Cadaveric organ transplantation at SCB soon

Cuttack: The State Organ and Tissue Transplant Organisation (SOTTO) approval to SCB Medical College and Hospital (SCBMCH) here has paved the way for kick-starting the much-awaited cadaveric organ transplantation at SCB, the largest state-run referral healthcare facility in Odisha.

Sources said a high-level meeting in this regard will be organised at Delhi which would discuss the modalities. A team of National Organ and Tissue Transplant Organisation (NOTTO) will visit SCB to further the process thereafter.

With cadaveric transplantation, organs like kidney, liver, pancreas, lungs and cornea from brain-dead patients could be harvested on patients requiring it.

“Brain dead people are kept alive on artificial life support system and on removal of the system, the patient dies. Two independent teams of doctors will be formed to declare if a person is brain dead.

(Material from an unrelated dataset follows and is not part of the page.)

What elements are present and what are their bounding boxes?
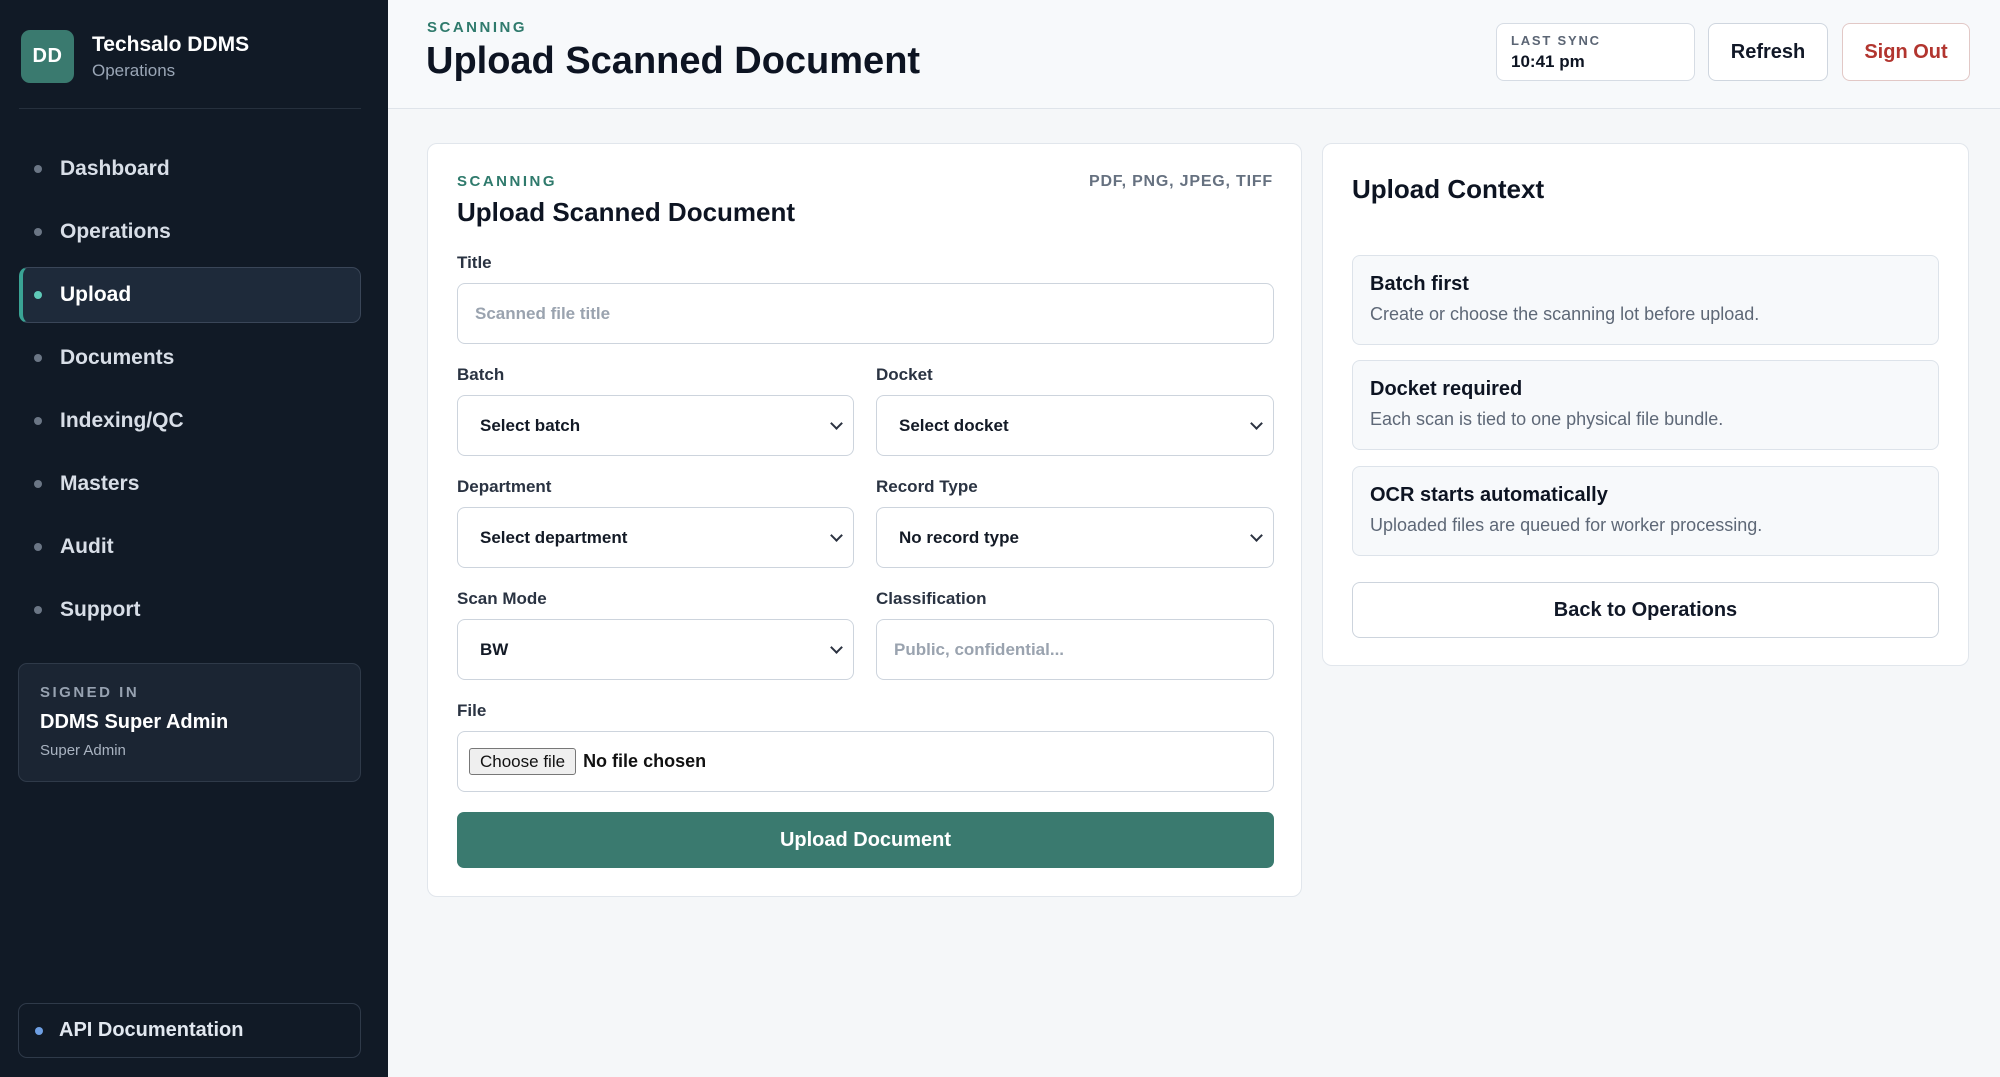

A standard operating procedure (SOP) will also be formulated accordingly. One team will declare whether a patient is brain-dead or not, while the other would examine the body for confirmation after six hours of the declaration. With SCB as the nodal centre, state-run and private healthcare facilities with at least five ICU beds will be declared as harvesting centres,” a senior SCB official said adding that consent of the family members of the brain dead will be of paramount priority for the transplantation.

According to sources, SCB has successfully been carrying out kidney transplantations since March 19, 2012. “And since then renal transplantations have been done on 160 patients,” SCB Urology department head Datteswar Hota said.

SCB Nephrology department head Chittaranjan Kar said that acute crunch of organs for transplantation is one of the major reasons for deaths. “Odisha witnesses at least 1,500 road fatalities a month. If 10 per cent of these victims are considered brain dead and organs of five per cent of them could be used for transplantation, then at least 75 patients would get a new lease of life,” Kar said.

At a time when preparations were on for cadaveric transplantation, no other organ except for the kidney could be transplanted at SCB. The liver transplantation facility which was conceptualised six years back is yet to hit the ground even as equipment worth crores is gathering dust at SCB. This apart, transplantations of simple organs like cornea is nothing short of a pipedream.

SCB superintendent CBK Mohanty, however, said that efforts are on to kick-start the liver transplantation facility at the earliest.